How to bake perfect scones - a perfect scone recipe...
Scones appear to be a thing of great debate.
Plain, fruit or cheese?
Skɒn or skoʊn?
Plain or self raising?
Egg or no egg?
Jam, butter or cream?
For me, scones can be plain or cheese, but never fruit.
I pronounce the word skon and cringe at skoun.
I have a preference for plain flour with some complicated additions.
And either way, they must be eaten directly from the oven, slathered in butter and perhaps just a skerrick of jam...
When I was little, scones were apparently the first thing I learned to cook with my Mum. She remembers this still.
They were a staple in our home, for tea* on a Sunday. Straight from the oven, risen and billowing, fluted and crusty on top.
The recipe I always used growing up came from a battered and very much loved copy of the Good Housekeeping's Picture Recipe Book circa 1953. (I presume this must have belonged to my Granny...either way, it was, and still is, my favourite cookery book.)
This book has been misplaced in recent years - so many house moves and renovations has seen it lost.
So my once fail proof scone recipe has needed to be revised.
I have a close friend whose father is Italian and mother is English, and she explained to me that her Mother's scones are better than anyone's for the use of fine Italian 00 pasta flour.
I have a number of notes and memories of the brilliant baking qualities of lard.
Another friend swears by buttermilk as the liquid.
And for the raising agent, to make those scones rise and billow so beautifully? I have experimented and truly believe that sifting through a mixture of bicarbonate of soda and cream of tartar to the flour is the absolute winner for light fluffy scones. (Self raising doesn't seem to get the lift?)
I could not remember whether my original recipe called for an egg or not. So, first thing this morning I rang my Mum and asked her - and quick as a flash she instinctively said "no, no egg" with such clear headed conviction that I left out the egg - which makes sense to me. An egg would make a scone perhaps a little more cake like?
So I give you my Perfect Scone Recipe. With thanks to friends and family for allowing me to pinch their tips and experiment on them. (Makes 12)
500g 00 plain flour. (This is fine Italian pasta flour.

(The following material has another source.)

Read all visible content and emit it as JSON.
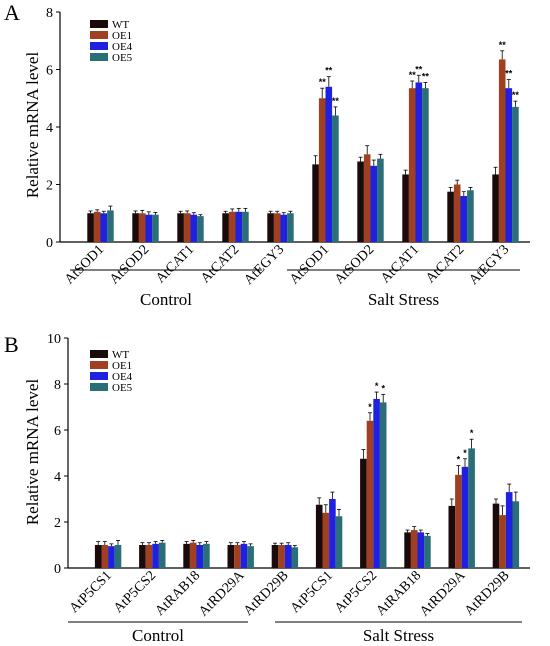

But a good quality plain white flour that has been triple sifted would do.)
1 heaped teaspoon of bicarbonate of soda
2 heaped teaspoons of cream of tartar
25g caster sugar
1 teaspoon salt
65g butter, cubed
65g lard, cubed
275ml buttermilk* (if you have none, you can always just add a tablespoon of lemon juice normal milk and leave it out on the bench for a while...)
1. Preheat the oven to 210`c
2. Sift the dry ingredients into a big mixing bowl
3. Add the chilled and cubed butter and lard and rub in just using your fingertips until it resembles fine breadcrumbs.
4. Add the buttermilk and stir in with a palette knife to combine
5. Using your hands, bring the dough together to make a soft dough
6. Tip out onto a floured work surface and pat into a circle about 3cm high
7. Using a fluted cutter dipped in flour, cut the scones out and place wide apart on a floured baking sheet.
8. Bake for 12 minutes
9. Once you take them from the oven, place on a cooling rack.
10. Serve immediately with butter or jam or cream...
How about you? Skon or skoun?

* I ignored the concept of scones being a tea time treat. I baked a perfect batch of scones today right on midday. The fab five ate scones with butter, jam and cream for lunch. Is that very bad?!